CRT might increase treatment-related death [19, 20]. Common side effects during chemotherapy and chemoradiotherapy were gastrointestinal and hematologic toxicities. In our study, there were 7 patients (11.7%) and 0 with hematologic ≥ grade 3 toxicity during the neoadjuvant treatment in nCRT group and nCT group respectively. In nCRT group, three patients did not undergo surgery due to the hematological toxicities and the poor general condition after chemoradiotherapy. The concurrent chemoradiotherapy may increase the severity of side effects to a certain extent, and make patients loss the opportunity to receive subsequent surgical treatment. But there was no ≥ grade 3 radiation esophagitis or pneumonitis in nCRT group.
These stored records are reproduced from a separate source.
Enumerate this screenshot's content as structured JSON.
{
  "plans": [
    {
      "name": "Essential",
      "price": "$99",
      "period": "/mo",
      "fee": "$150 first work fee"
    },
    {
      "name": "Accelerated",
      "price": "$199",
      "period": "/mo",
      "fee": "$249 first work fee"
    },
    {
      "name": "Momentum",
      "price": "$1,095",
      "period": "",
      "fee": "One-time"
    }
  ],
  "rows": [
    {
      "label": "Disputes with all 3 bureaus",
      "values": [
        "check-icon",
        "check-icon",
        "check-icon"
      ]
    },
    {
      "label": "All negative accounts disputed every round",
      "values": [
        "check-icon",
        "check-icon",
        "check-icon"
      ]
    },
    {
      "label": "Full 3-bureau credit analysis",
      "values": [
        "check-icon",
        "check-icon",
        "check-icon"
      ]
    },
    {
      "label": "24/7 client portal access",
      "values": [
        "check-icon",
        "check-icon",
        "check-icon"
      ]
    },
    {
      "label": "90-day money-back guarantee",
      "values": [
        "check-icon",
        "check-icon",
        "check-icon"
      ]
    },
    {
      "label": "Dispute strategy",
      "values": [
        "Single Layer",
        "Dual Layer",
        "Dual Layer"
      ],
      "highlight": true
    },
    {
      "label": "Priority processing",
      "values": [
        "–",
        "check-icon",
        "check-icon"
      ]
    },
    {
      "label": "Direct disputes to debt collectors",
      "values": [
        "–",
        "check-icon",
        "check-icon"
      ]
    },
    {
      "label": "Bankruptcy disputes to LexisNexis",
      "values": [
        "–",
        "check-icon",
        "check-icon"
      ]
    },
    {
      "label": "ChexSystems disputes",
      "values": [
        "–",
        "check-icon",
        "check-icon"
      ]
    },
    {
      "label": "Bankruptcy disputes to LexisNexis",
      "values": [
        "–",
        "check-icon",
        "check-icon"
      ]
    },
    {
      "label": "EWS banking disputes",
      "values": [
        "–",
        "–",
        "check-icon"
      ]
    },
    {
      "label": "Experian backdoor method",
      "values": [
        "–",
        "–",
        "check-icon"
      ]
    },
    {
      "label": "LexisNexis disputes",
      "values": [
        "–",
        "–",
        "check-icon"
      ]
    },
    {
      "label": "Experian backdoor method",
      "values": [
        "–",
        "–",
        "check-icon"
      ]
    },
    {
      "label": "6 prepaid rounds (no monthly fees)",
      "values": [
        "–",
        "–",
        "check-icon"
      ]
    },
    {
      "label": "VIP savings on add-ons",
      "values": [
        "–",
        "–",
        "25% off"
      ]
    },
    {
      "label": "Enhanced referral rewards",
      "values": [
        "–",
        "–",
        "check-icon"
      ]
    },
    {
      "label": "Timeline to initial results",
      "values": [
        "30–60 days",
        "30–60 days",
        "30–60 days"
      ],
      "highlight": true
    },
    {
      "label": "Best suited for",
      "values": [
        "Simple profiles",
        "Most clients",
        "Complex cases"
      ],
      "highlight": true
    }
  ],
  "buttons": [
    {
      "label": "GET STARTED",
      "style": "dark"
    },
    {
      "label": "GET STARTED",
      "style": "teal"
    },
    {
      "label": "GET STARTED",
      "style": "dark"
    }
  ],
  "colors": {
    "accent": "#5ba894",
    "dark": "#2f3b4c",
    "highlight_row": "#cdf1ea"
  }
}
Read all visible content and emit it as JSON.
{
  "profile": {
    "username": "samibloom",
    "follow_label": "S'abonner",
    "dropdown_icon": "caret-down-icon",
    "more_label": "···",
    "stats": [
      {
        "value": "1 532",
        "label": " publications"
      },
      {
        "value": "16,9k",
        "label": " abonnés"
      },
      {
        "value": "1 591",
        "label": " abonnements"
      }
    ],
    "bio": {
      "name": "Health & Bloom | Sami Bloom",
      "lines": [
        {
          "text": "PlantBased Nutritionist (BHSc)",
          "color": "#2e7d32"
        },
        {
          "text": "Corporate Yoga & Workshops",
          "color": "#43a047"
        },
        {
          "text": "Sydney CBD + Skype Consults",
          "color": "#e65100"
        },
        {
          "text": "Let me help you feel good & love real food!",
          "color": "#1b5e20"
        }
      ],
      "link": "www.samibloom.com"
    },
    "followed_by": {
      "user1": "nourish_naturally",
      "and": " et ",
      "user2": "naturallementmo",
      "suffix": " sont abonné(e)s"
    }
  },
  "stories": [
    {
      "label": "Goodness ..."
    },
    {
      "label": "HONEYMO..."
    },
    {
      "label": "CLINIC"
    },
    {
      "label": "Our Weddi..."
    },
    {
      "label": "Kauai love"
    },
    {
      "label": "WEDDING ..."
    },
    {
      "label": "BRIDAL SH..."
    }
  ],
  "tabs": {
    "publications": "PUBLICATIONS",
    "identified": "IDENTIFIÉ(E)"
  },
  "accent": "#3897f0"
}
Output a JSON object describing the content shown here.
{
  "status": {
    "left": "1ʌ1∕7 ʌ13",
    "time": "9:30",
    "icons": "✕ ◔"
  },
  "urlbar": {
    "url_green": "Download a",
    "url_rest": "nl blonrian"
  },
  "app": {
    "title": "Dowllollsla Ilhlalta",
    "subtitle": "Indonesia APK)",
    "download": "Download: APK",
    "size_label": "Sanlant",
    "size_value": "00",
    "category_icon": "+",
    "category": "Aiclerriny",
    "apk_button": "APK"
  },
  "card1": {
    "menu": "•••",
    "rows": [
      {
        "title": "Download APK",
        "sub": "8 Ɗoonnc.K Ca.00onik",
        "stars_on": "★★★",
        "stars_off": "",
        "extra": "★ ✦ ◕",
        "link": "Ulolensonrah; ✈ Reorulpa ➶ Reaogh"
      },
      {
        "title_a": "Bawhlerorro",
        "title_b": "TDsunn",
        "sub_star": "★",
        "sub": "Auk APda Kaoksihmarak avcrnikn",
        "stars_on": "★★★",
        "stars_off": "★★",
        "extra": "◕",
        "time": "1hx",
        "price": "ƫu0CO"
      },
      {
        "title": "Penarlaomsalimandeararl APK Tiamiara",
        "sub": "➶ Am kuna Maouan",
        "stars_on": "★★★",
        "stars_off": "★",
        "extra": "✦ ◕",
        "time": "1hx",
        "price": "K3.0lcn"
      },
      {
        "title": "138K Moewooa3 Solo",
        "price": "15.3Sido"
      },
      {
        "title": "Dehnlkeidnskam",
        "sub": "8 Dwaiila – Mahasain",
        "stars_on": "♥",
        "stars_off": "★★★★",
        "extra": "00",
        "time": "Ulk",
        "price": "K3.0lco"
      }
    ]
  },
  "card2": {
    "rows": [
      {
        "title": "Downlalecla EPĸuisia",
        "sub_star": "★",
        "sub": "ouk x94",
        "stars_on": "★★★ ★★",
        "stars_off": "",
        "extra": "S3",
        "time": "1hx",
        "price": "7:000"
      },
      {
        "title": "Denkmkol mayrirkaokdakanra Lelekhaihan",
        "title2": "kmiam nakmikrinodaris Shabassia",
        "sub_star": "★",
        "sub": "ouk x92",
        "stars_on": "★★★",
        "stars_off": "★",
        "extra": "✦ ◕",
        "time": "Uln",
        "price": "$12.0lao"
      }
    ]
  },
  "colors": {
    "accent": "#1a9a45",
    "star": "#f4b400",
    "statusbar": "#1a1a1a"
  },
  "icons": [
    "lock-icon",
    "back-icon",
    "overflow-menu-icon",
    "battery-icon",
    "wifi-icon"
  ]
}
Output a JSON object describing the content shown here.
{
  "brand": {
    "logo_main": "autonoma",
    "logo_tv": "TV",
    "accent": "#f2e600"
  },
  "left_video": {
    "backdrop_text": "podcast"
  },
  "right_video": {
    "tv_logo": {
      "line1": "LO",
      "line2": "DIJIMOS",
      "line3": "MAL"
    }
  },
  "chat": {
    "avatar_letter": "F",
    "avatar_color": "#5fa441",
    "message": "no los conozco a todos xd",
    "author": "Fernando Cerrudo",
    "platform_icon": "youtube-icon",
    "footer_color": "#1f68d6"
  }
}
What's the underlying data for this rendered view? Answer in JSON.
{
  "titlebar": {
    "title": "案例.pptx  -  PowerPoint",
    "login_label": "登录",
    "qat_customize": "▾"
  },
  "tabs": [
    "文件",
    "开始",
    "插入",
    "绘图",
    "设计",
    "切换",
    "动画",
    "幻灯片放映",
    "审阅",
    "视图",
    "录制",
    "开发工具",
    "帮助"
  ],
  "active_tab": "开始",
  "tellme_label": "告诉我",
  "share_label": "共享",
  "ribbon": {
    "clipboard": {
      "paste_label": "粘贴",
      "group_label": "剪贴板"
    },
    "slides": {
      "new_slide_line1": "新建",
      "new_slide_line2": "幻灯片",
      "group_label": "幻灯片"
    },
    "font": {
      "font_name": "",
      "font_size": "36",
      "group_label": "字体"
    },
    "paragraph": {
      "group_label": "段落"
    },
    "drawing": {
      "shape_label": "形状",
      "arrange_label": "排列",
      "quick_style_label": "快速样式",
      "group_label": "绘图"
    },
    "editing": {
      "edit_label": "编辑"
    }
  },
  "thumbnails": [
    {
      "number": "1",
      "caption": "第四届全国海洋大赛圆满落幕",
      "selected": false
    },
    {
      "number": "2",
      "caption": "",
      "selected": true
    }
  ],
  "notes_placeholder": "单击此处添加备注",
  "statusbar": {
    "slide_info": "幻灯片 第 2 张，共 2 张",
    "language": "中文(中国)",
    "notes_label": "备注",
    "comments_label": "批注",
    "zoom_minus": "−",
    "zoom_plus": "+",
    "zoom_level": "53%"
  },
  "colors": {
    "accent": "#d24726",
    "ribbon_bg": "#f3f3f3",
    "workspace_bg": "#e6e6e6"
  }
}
No significant difference was observed in postoperative complications between the two groups, which was similar in two retrospective studies [21, 22]. Only one patient died of postoperative respiratory failure in nCRT group in 30 days after surgery. The nCRT with capecitabine plus oxaliplatin was well-tolerated. A mata-analysis [23] had confirmed that neoadjuvant CRT plus surgery did not increase the risk of adverse events morbidity.

However, this study had some limitations. As a retrospective study, bias may exist in evaluating the survival even with the propensity score matching analysis. Despite the advantages of nCRT over nCT, some patients may postpone or lose the opportunity to receive surgery or subsequent treatment due to the hematological toxicities. The follow-up time was not long enough to evaluate the 5-year survival precisely. Future randomized studies with big sample sizes are required to prove that adding radiotherapy to preoperative chemotherapy improves prognosis.

Conclusion

In conclusion, neoadjuvant chemoradiotherapy might improve the overall survival and progression-free survival, increase R0 resection and pCR rate, decrease the locoregional failure over neoadjuvant chemotherapy with no significant increase of postoperative complications for the patients with locally advanced adenocarcinoma of esophagogastric junction.